Open GildeshAbhay opened 3 months ago

GildeshAbhay commented 3 months ago

Question Validation

Question

So I have this code here

    node_parser = HierarchicalNodeParser.from_defaults(chunk_sizes=chunk_size)
    nodes = node_parser.get_nodes_from_documents([doc])
    service_context = ServiceContext.from_defaults(llm=llm, embed_model=embed_model,node_parser=node_parser)
    storage_context = StorageContext.from_defaults()
    storage_context.docstore.add_documents(nodes)
    index = VectorStoreIndex(nodes, storage_context=storage_context, service_context=service_context)
    index.storage_context.persist(persist_dir=pathname)
    reranker = SentenceTransformerRerank(top_n = rr_metadata)
    retriever = index.as_retriever(similarity_top_k=retrieval_metadata_similarity)
    retriever = AutoMergingRetriever(retriever,index.storage_context,verbose=True)
    response_mode = 'tree_summarize'
    response_synthesizer = get_response_synthesizer(response_mode=response_mode)
    node_postprocessors = [postproc, reranker]
    node_postprocessors = [processor for processor in node_postprocessors if processor is not None]
    query_engine = RetrieverQueryEngine(retriever, node_postprocessors=node_postprocessors)
    summary_whole = query_engine.query(rag_prompt_original)

As can be seen, I am using the storage context to store the embeddings in pathname (which is in my local). Now, what to do if I want to replace this local path with mongodb? I found the below code via a tutorial, can you confirm if this is correct?

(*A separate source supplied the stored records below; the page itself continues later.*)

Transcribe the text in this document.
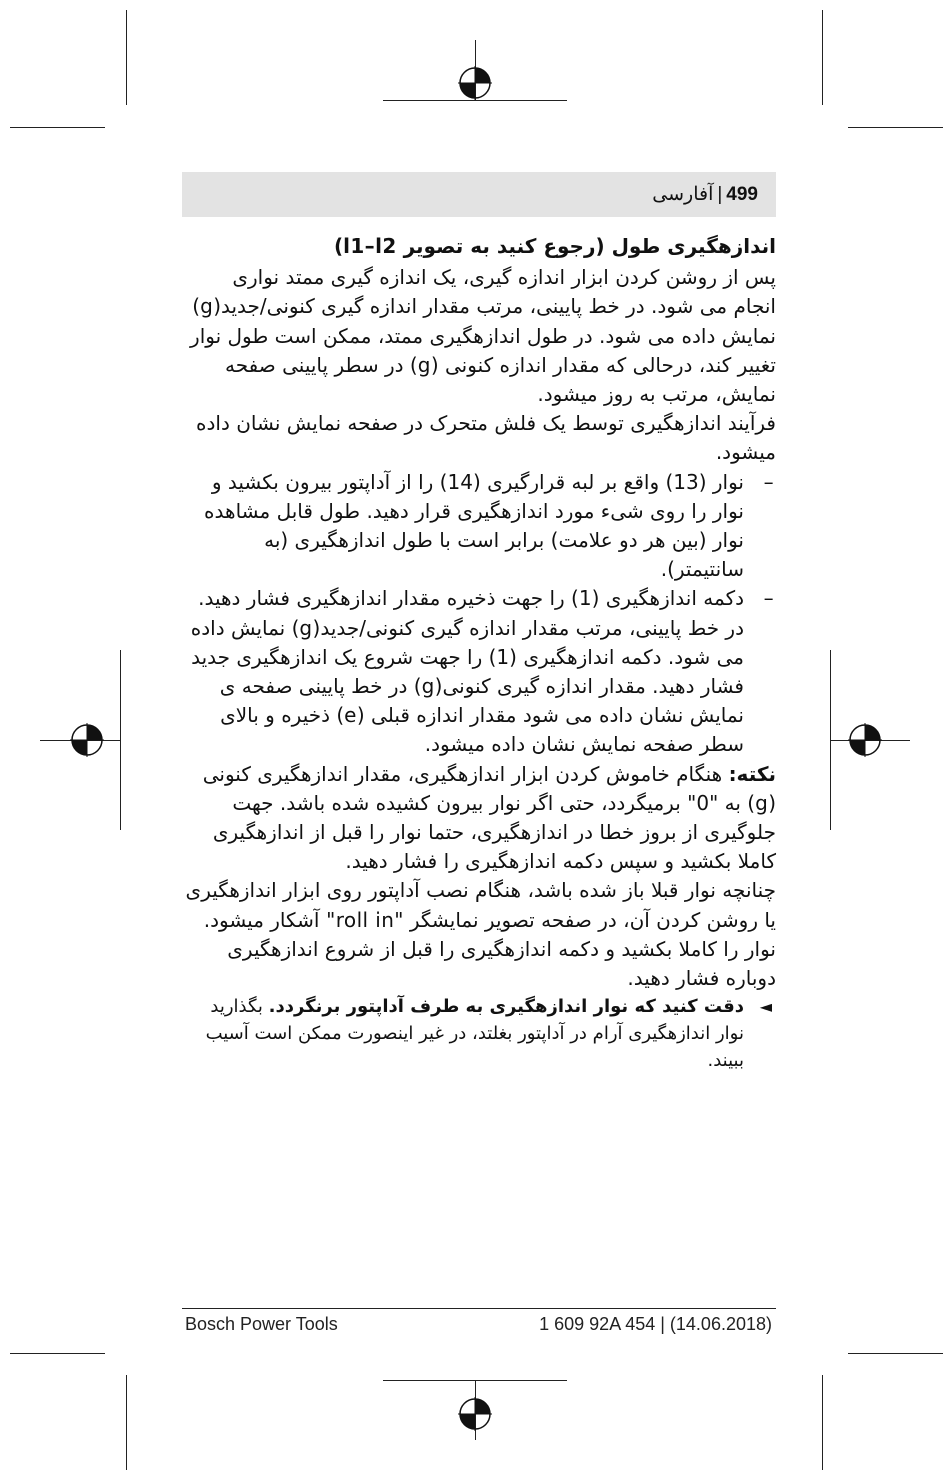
499
|
آفارسی

اندازهگیری طول (رجوع کنید به تصویر l1–l2)

پس از روشن کردن ابزار اندازه گیری، یک اندازه گیری ممتد نواری انجام می شود. در خط پایینی، مرتب مقدار اندازه گیری کنونی/جدید(g) نمایش داده می شود. در طول اندازهگیری ممتد، ممکن است طول نوار تغییر کند، درحالی که مقدار اندازه کنونی (g) در سطر پایینی صفحه نمایش، مرتب به روز میشود.

فرآیند اندازهگیری توسط یک فلش متحرک در صفحه نمایش نشان داده میشود.

–
نوار (13) واقع بر لبه قرارگیری (14) را از آداپتور بیرون بکشید و نوار را روی شیء مورد اندازهگیری قرار دهید. طول قابل مشاهده نوار (بین هر دو علامت) برابر است با طول اندازهگیری (به سانتیمتر).
–
دکمه اندازهگیری (1) را جهت ذخیره مقدار اندازهگیری فشار دهید. در خط پایینی، مرتب مقدار اندازه گیری کنونی/جدید(g) نمایش داده می شود. دکمه اندازهگیری (1) را جهت شروع یک اندازهگیری جدید فشار دهید. مقدار اندازه گیری کنونی(g) در خط پایینی صفحه ی نمایش نشان داده می شود مقدار اندازه قبلی (e) ذخیره و بالای سطر صفحه نمایش نشان داده میشود.

نکته: هنگام خاموش کردن ابزار اندازهگیری، مقدار اندازهگیری کنونی (g) به "0" برمیگردد، حتی اگر نوار بیرون کشیده شده باشد. جهت جلوگیری از بروز خطا در اندازهگیری، حتما نوار را قبل از اندازهگیری کاملا بکشید و سپس دکمه اندازهگیری را فشار دهید.

چنانچه نوار قبلا باز شده باشد، هنگام نصب آداپتور روی ابزار اندازهگیری یا روشن کردن آن، در صفحه تصویر نمایشگر "roll in" آشکار میشود. نوار را کاملا بکشید و دکمه اندازهگیری را قبل از شروع اندازهگیری دوباره فشار دهید.

◄
دقت کنید که نوار اندازهگیری به طرف آداپتور برنگردد. بگذارید نوار اندازهگیری آرام در آداپتور بغلتد، در غیر اینصورت ممکن است آسیب ببیند.

Bosch Power Tools	1 609 92A 454 | (14.06.2018)
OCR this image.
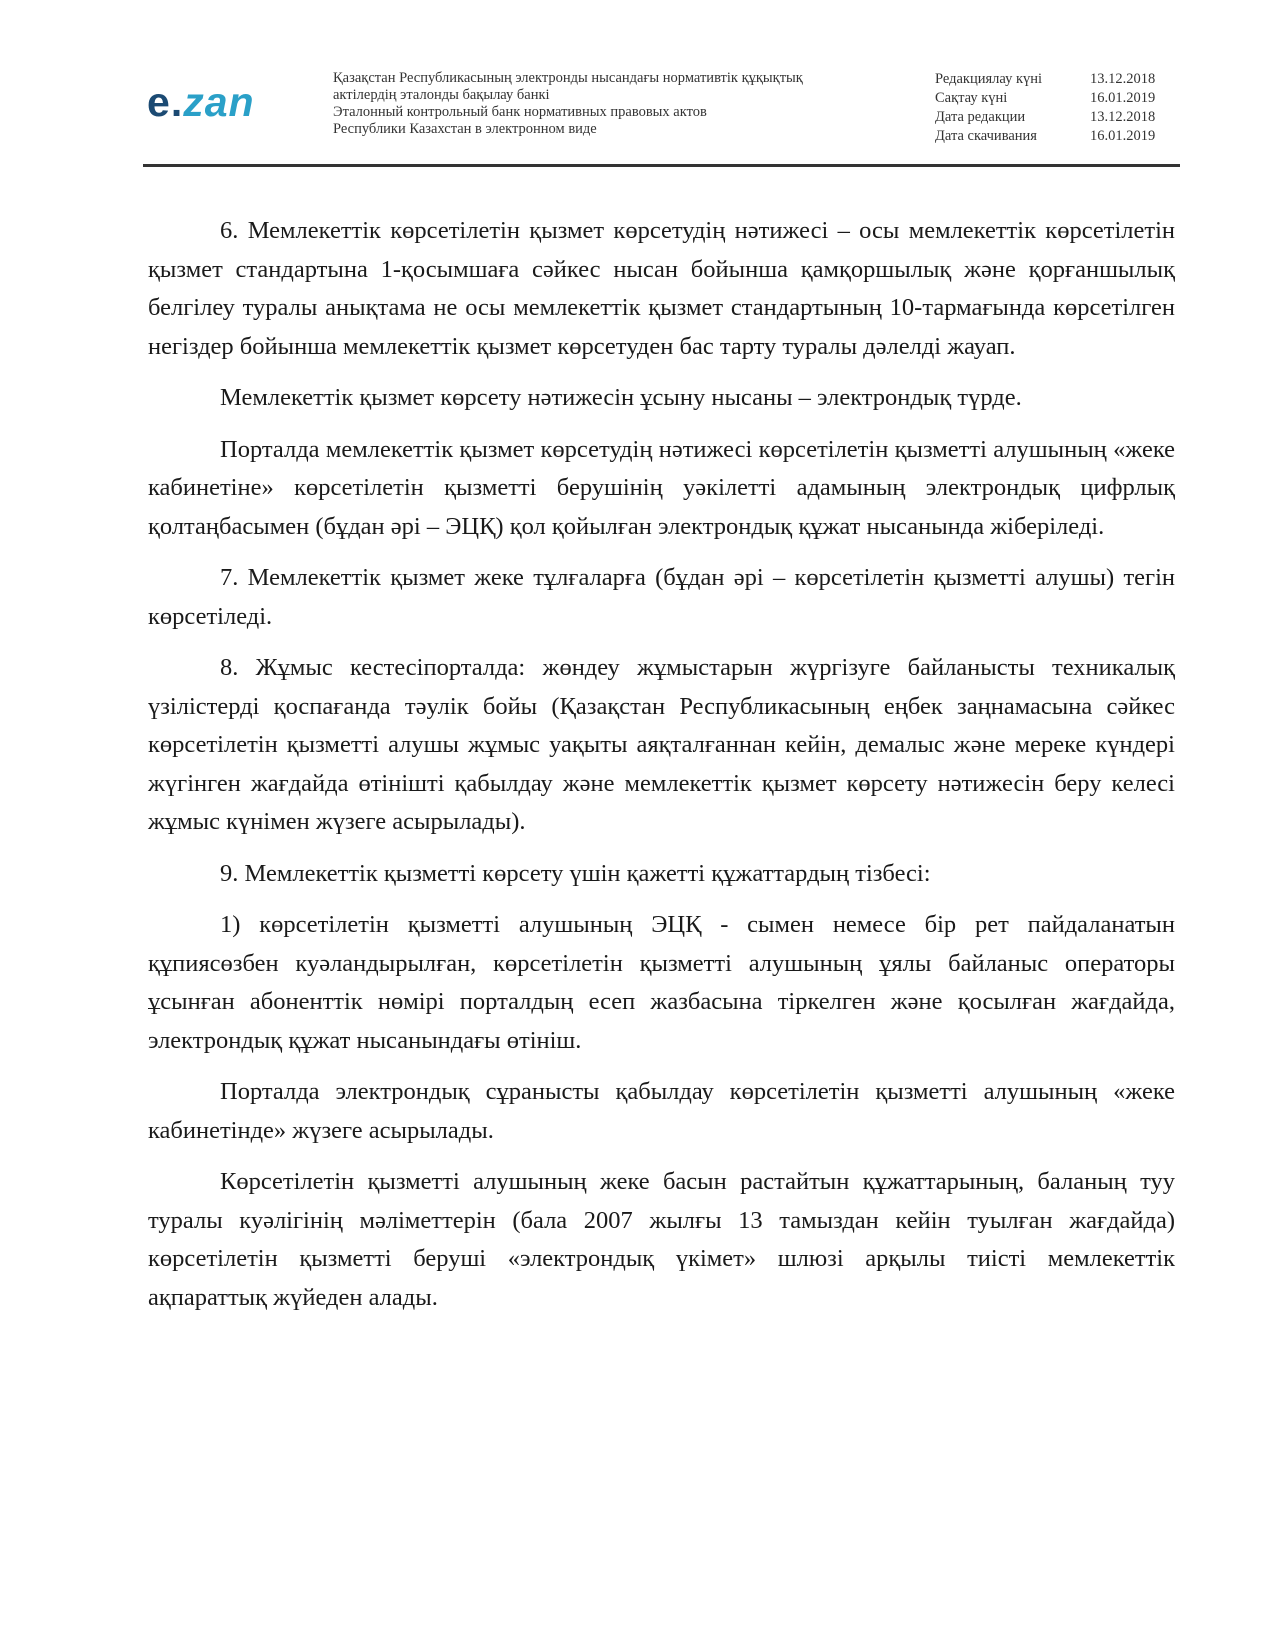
e.zan
Қазақстан Республикасының электронды нысандағы нормативтік құқықтық
актілердің эталонды бақылау банкі
Эталонный контрольный банк нормативных правовых актов
Республики Казахстан в электронном виде
Редакциялау күні	13.12.2018
Сақтау күні	16.01.2019
Дата редакции	13.12.2018
Дата скачивания	16.01.2019

6. Мемлекеттік көрсетілетін қызмет көрсетудің нәтижесі – осы мемлекеттік көрсетілетін қызмет стандартына 1-қосымшаға сәйкес нысан бойынша қамқоршылық және қорғаншылық белгілеу туралы анықтама не осы мемлекеттік қызмет стандартының 10-тармағында көрсетілген негіздер бойынша мемлекеттік қызмет көрсетуден бас тарту туралы дәлелді жауап.

Мемлекеттік қызмет көрсету нәтижесін ұсыну нысаны – электрондық түрде.

Порталда мемлекеттік қызмет көрсетудің нәтижесі көрсетілетін қызметті алушының «жеке кабинетіне» көрсетілетін қызметті берушінің уәкілетті адамының электрондық цифрлық қолтаңбасымен (бұдан әрі – ЭЦҚ) қол қойылған электрондық құжат нысанында жіберіледі.

7. Мемлекеттік қызмет жеке тұлғаларға (бұдан әрі – көрсетілетін қызметті алушы) тегін көрсетіледі.

8. Жұмыс кестесіпорталда: жөндеу жұмыстарын жүргізуге байланысты техникалық үзілістерді қоспағанда тәулік бойы (Қазақстан Республикасының еңбек заңнамасына сәйкес көрсетілетін қызметті алушы жұмыс уақыты аяқталғаннан кейін, демалыс және мереке күндері жүгінген жағдайда өтінішті қабылдау және мемлекеттік қызмет көрсету нәтижесін беру келесі жұмыс күнімен жүзеге асырылады).

9. Мемлекеттік қызметті көрсету үшін қажетті құжаттардың тізбесі:

1) көрсетілетін қызметті алушының ЭЦҚ - сымен немесе бір рет пайдаланатын құпиясөзбен куәландырылған, көрсетілетін қызметті алушының ұялы байланыс операторы ұсынған абоненттік нөмірі порталдың есеп жазбасына тіркелген және қосылған жағдайда, электрондық құжат нысанындағы өтініш.

Порталда электрондық сұранысты қабылдау көрсетілетін қызметті алушының «жеке кабинетінде» жүзеге асырылады.

Көрсетілетін қызметті алушының жеке басын растайтын құжаттарының, баланың туу туралы куәлігінің мәліметтерін (бала 2007 жылғы 13 тамыздан кейін туылған жағдайда) көрсетілетін қызметті беруші «электрондық үкімет» шлюзі арқылы тиісті мемлекеттік ақпараттық жүйеден алады.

vector_store = MongoDBAtlasVectorSearch(client, db_name=db, collection_name=collection, index_name="vector_index")
vector_store.add(nodes)
index = VectorStoreIndex.from_vector_store(vector_store)

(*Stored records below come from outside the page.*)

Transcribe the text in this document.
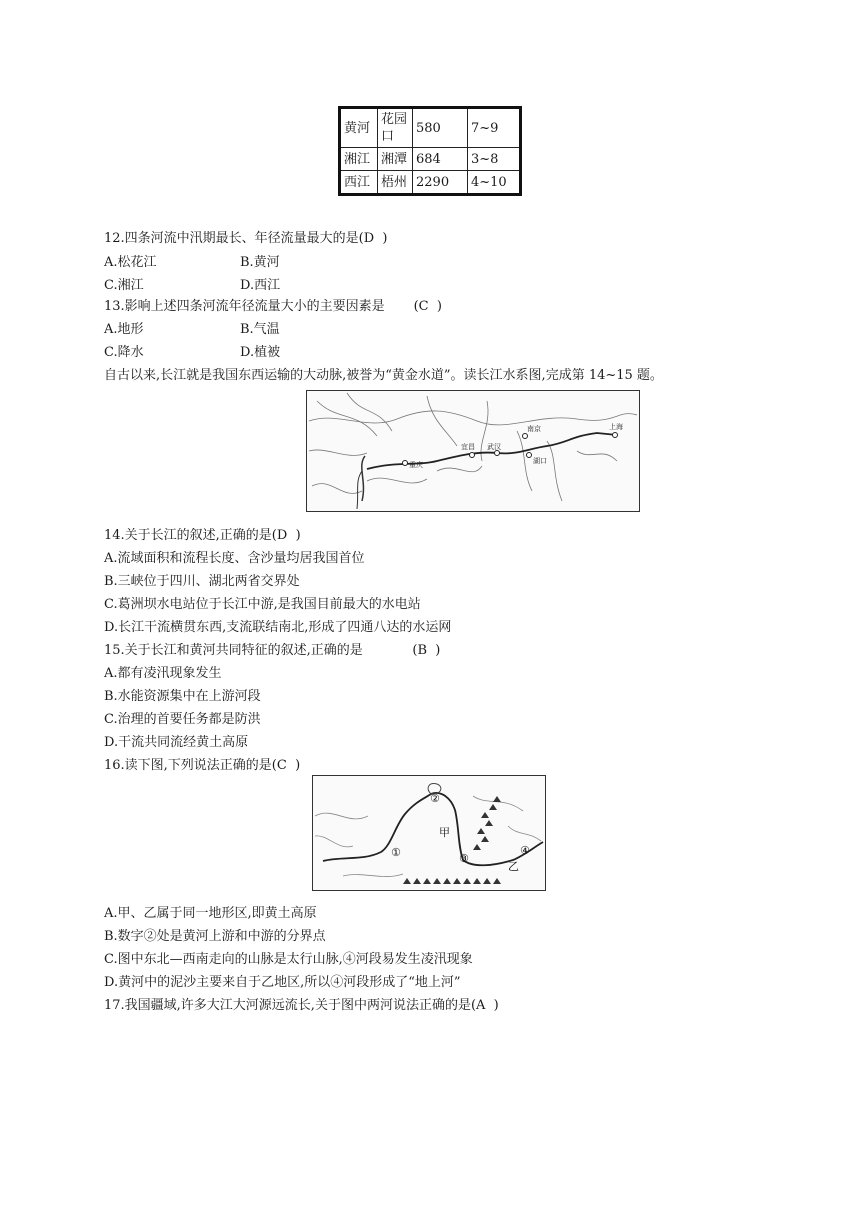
黄河	花园口	580	7~9
湘江	湘潭	684	3~8
西江	梧州	2290	4~10
12.四条河流中汛期最长、年径流量最大的是(D  )
A.松花江	B.黄河
C.湘江	D.西江
13.影响上述四条河流年径流量大小的主要因素是       (C  )
A.地形	B.气温
C.降水	D.植被
自古以来,长江就是我国东西运输的大动脉,被誉为“黄金水道”。读长江水系图,完成第 14~15 题。
重庆
宜昌 武汉
南京	上海
湖口
14.关于长江的叙述,正确的是(D  )
A.流域面积和流程长度、含沙量均居我国首位
B.三峡位于四川、湖北两省交界处
C.葛洲坝水电站位于长江中游,是我国目前最大的水电站
D.长江干流横贯东西,支流联结南北,形成了四通八达的水运网
15.关于长江和黄河共同特征的叙述,正确的是            (B  )
A.都有凌汛现象发生
B.水能资源集中在上游河段
C.治理的首要任务都是防洪
D.干流共同流经黄土高原
16.读下图,下列说法正确的是(C  )
①
②
③
④
甲
乙
A.甲、乙属于同一地形区,即黄土高原
B.数字②处是黄河上游和中游的分界点
C.图中东北—西南走向的山脉是太行山脉,④河段易发生凌汛现象
D.黄河中的泥沙主要来自于乙地区,所以④河段形成了“地上河”
17.我国疆域,许多大江大河源远流长,关于图中两河说法正确的是(A  )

Also, I can't find any replacement of the "persist" in the topmost code in the above code. Somehow, I feel the mongodb code is just reading the indexes that are already saved in the mongodb.

Can someone tell me how to save my embeddings to mongodb while creating them for the first time, and then reading it from mongodb the next time?

dosubot[bot] commented 3 months ago

Hey @GildeshAbhay! Great to see you diving into another interesting challenge. How's everything going on your end?

Based on your current setup and the need to replace local storage with MongoDB, you can follow the steps below to implement MongoDB storage for your embeddings:

  1. Install Required Packages: Make sure you have installed all necessary packages, including pymongo for MongoDB interaction, and llama-index-vector-stores-mongodb for integrating MongoDB with Llama Index.

    !pip install -q pymongo llama-index-vector-stores-mongodb
  2. Set Up MongoDB Atlas Cluster: Set up a MongoDB cluster and get your connection string (URI). Create a database and collection within your MongoDB Atlas cluster.

  3. Create a Vector Search Index: Within your MongoDB Atlas collection, create a vector search index to enable efficient retrieval of documents based on vector similarity.

  4. Connect to MongoDB: Use the MongoDB URI to establish a connection to your MongoDB cluster and specify the database and collection you'll be working with.

    import pymongo
    
    mongo_uri = "<Your_MongoDB_URI>"
    client = pymongo.MongoClient(mongo_uri)
    db = client["your_database"]
    collection = db["your_collection"]
  5. Store Embeddings in MongoDB: Use the MongoDBAtlasVectorSearch class from llama-index-vector-stores-mongodb to interact with your MongoDB collection. This class allows you to add documents (with embeddings) to your MongoDB collection.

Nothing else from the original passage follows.